Tuesday, February 17, 2009

Stimulus for Fishermen

Soon President Obama will plan to sign the much debated trillion dollar stimulus passage and many in the fishing world on the west coast can get excited. The plan has a proposed $45 million dollar package to remove fish barriers, in the form of dams, to allow salmon and steelhead trout to migrate up rivers and spawn uninterrupted as they once did.

Currently the west coast salmon fishery is shut down, losing $100 million annually. The fishing is not allowed because of the abysmal salmon population as a direct result of the dams in place on those western rivers they migrate up to lay their eggs.

The stimulus plan in the aspect allows those fish to return to where hey once thrived during the spawning season providing anglers opportunities to fish for huge numbers of migrating salmon and steelhead.

When the fish are caught by anglers and kept, many people pay top dollar for the fish for uses like food and fertilizer for crops. The way in which it directly affects us anglers is by giving us a once revered fishing destination a face lift. There will most definitely be a resurgence in guides and fly shops in those areas as well as all types of businesses needed to support fisherman traveling to that particular river to fish.

Bob "Bamboo Bob" Clay said, "If you want to have the wonderful resource around forever then drastic measures must be done. Stocking farm raised stealhead disrupts the genetic code of the wild fish, so that is not the answer. The only answer is by developing the wild stock of fish to a sustainable level and removing certain dams does that."

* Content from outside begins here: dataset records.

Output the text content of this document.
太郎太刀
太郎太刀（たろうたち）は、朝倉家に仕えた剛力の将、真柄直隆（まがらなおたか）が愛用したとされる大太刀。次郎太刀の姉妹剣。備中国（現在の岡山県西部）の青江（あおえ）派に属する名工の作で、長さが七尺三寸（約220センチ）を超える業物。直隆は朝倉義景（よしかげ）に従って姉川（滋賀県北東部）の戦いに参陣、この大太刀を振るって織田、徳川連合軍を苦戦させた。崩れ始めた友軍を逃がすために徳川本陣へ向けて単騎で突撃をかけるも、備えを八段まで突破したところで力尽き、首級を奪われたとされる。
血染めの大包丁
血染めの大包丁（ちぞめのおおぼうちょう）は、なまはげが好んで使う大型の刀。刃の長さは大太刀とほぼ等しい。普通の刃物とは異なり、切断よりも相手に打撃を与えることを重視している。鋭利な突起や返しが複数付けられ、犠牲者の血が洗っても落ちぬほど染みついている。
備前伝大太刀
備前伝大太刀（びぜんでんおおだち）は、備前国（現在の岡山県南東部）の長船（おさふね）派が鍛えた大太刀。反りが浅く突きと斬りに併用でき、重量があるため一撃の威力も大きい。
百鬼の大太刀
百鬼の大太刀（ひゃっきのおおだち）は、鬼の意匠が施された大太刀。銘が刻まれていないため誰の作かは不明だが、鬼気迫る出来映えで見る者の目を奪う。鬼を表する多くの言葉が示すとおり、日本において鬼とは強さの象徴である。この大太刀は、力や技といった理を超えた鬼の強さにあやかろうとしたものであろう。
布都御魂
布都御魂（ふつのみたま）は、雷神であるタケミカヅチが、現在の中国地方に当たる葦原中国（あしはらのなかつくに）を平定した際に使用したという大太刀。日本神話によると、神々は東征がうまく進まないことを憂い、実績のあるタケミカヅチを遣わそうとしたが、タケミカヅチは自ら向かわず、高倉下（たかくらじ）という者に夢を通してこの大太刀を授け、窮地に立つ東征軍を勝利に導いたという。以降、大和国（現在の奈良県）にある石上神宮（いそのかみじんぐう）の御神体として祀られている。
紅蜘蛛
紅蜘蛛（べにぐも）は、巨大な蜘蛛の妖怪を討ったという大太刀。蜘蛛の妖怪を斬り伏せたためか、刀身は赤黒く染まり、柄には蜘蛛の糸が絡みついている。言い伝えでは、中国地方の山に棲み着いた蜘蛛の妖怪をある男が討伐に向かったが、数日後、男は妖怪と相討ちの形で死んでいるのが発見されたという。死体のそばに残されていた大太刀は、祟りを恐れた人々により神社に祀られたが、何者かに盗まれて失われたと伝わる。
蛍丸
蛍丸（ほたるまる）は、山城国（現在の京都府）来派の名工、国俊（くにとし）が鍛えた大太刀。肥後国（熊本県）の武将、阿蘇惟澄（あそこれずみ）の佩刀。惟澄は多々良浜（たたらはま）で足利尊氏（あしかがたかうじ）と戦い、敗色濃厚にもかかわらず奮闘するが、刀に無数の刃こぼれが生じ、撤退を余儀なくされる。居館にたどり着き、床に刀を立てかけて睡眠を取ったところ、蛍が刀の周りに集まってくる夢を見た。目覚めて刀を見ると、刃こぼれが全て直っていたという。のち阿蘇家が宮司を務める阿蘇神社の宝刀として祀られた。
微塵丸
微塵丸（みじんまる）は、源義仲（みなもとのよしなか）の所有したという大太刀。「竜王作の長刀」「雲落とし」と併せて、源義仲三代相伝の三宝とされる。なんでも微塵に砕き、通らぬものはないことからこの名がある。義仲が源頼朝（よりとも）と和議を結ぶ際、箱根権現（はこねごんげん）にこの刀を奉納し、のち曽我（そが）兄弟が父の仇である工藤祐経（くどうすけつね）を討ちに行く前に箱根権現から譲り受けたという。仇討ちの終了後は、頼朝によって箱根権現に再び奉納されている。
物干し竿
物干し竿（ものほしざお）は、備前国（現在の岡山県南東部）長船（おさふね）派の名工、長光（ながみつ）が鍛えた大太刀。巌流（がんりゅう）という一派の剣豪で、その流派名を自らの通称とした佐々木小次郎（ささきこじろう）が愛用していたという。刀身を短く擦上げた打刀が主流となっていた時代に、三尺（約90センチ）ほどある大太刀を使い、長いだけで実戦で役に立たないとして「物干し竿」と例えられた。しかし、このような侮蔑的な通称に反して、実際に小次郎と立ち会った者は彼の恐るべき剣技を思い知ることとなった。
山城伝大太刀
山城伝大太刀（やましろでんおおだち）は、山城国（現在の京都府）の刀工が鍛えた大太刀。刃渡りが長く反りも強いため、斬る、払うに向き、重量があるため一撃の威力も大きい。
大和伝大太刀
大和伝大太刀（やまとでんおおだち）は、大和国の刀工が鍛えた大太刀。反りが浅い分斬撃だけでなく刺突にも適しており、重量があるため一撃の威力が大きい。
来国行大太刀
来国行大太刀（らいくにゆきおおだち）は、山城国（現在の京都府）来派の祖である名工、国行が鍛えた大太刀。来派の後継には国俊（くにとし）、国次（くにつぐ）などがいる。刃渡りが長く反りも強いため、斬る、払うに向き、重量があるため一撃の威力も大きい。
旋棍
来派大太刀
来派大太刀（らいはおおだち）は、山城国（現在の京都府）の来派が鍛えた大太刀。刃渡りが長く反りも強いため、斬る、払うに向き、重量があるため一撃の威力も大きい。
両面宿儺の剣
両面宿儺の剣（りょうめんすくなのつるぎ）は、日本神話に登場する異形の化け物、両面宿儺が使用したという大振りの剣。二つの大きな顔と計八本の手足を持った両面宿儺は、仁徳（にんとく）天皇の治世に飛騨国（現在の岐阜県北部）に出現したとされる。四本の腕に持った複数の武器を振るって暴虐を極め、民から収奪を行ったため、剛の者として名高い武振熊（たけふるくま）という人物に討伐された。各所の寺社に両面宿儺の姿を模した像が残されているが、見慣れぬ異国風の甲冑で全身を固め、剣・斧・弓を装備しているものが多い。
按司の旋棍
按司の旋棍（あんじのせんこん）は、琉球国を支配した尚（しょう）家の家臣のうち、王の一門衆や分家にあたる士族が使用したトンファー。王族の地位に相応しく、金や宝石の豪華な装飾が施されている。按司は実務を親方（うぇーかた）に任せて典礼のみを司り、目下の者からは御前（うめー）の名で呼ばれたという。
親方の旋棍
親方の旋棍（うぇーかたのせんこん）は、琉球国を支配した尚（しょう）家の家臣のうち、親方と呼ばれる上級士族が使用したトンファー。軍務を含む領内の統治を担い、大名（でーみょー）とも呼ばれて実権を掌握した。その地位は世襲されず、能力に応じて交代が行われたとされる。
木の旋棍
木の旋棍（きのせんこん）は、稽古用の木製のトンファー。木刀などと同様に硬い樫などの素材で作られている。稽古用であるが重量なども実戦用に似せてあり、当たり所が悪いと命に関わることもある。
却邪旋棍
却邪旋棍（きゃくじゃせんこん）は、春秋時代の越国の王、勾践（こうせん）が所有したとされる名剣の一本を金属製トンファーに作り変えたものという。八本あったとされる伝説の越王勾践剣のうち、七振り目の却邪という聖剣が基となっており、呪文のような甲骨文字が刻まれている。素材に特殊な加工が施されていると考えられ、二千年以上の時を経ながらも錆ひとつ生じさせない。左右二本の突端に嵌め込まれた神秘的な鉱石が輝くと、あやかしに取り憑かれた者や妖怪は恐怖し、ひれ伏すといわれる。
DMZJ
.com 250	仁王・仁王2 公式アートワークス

All of these areas will be stimulated by the new proposed bill and will stand to see good salmon production in the future as a result keeping in mind commercial and recreational fisherman obey daily bag limits and regulations on how many fish are legally harvested.

Monday, February 2, 2009

Must We Fish?

To first begin the blog I am catering to those, like myself, who live in a rather flat and dry area of the country not conducive to trout fishing. Living in Oklahoma for the past 4 years of college has driven me to seek out fishing opportunities that are often a significant distance away. Before we venture to other more well known and glamorous trout rivers we must first examine what is close to home.

Beaver's Bend State Park in south eastern Oklahoma is home to the Lower Mountain Fork River. Oklahoma plus trout fishing is not a proper equation in most people's mind so prepare to stand corrected. The river emerges from the dam keeping back Broken Bow Lake as a tailwater with cold clear water, an ideal environment for trout to live. The Oklahoma Game and Fish Department stocks nearly 4000 trout every other Thursday, which is surprising to most people.
The river had something even bigger happen recently. The Dallas Fly Fishers Club raised $10,000 to donate for stream improvement which consists of placing boulders, stones, and other objects in the river to increase the level of oxygen in the water, which trout need to live.
With the river about a three hour drive from Oklahoma City as well as the Dallas/ Ft. Worth area the river sees a substantial amount of pressure. Do not be discouraged. The average fish stocked tends to be about 10-14 inches with some larger fish being the exception.

An avid Oklahoma fly fisherman, Patrick Gilbert, said, "I've always had a great time at the LMF. To catch trout in this part of the country is a treat!"

With all of this new found knowledge fly fisherman in this region can prepare for great weekend trips throughout the year. Located just outside Broken Bow, Okla. the Lower Mountain Fork is an excellent place to "wet a line."

Just ask the folks in Beavers Bend Fly Shop or at Three Rivers Fly Shop. Pack a 4 or 5 weight rod and all other essential gear. Make sure to bring an assortment of flies including pheasant tails, San Juan worms, egg patterns, wooley buggers, and some parachute adams if dry flies are your thing. All flies should be in the size 18-14 range.